Temperature also has an influence on egg weight: above 22-23°C, egg weight begins to decrease. Between 24 and 28°C, egg weight is reduced by 0.4% per °C; beyond 28°C, egg weight is reduced by 0.8% per °C. It is mainly influenced by a reduction of feed consumption due to the heat, impacting egg weight as well as egg production.

In hot climates, it is therefore important to have good temperature management through ventilation and feed management. High temperatures can also cause heat stress for the animals.

Conclusion

With a clear understanding of the market demand, pullet management can be adjusted to meet and define the average egg weight profile. It is always easier to increase egg weight through nutrition or management than the other way around.
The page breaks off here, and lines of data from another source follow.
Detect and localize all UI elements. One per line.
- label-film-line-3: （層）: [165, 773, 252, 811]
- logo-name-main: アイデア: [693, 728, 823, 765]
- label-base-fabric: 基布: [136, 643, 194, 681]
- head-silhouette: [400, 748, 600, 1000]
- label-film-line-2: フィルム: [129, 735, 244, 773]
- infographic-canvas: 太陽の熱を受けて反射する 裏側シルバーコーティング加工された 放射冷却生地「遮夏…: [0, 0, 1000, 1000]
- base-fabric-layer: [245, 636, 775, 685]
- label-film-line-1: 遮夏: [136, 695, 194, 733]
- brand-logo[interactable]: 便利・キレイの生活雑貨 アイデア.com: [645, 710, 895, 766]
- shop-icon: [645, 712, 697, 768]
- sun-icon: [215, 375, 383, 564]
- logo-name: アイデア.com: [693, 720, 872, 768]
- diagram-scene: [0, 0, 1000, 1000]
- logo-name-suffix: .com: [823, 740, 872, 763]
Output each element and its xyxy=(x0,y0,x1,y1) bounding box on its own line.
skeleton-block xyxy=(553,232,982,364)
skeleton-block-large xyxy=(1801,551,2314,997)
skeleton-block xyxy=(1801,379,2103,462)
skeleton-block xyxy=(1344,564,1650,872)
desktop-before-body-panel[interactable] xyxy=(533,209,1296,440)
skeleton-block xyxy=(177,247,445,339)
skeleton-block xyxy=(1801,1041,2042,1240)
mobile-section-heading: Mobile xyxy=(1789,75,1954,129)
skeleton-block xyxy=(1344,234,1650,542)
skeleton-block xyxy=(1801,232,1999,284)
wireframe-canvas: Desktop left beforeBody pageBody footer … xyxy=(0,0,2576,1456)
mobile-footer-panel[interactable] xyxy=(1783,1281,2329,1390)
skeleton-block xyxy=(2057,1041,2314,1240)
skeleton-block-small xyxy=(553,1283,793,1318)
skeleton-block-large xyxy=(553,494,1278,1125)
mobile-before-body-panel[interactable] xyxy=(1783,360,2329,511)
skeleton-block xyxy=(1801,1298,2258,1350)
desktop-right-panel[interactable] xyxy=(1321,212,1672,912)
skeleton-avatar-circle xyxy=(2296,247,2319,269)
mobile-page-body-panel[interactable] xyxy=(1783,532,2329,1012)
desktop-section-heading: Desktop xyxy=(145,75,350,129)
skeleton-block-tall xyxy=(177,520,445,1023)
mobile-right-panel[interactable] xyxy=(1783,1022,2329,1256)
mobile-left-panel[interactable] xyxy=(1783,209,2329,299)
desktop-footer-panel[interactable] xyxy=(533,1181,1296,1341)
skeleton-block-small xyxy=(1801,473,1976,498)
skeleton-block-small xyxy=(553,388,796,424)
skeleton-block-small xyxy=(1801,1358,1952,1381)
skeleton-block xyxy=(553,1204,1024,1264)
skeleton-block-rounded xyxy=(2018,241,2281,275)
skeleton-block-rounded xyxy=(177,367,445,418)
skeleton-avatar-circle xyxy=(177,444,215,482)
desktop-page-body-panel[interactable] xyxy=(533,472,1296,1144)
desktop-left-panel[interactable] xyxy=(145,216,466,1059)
In fact, when the hens are too old, wanting to reduce egg weight can mean reducing production.

Finally, the continuous genetic progress made by NOVOGEN has allowed significant gains in both egg production and egg quality. It has also made it possible to have robust and resilient birds in all conditions of production. Nonetheless, in order to fulfil the layers’ genetic potential, the management and nutrition of the flock must be closely monitored, adapted to the local environment and market demands.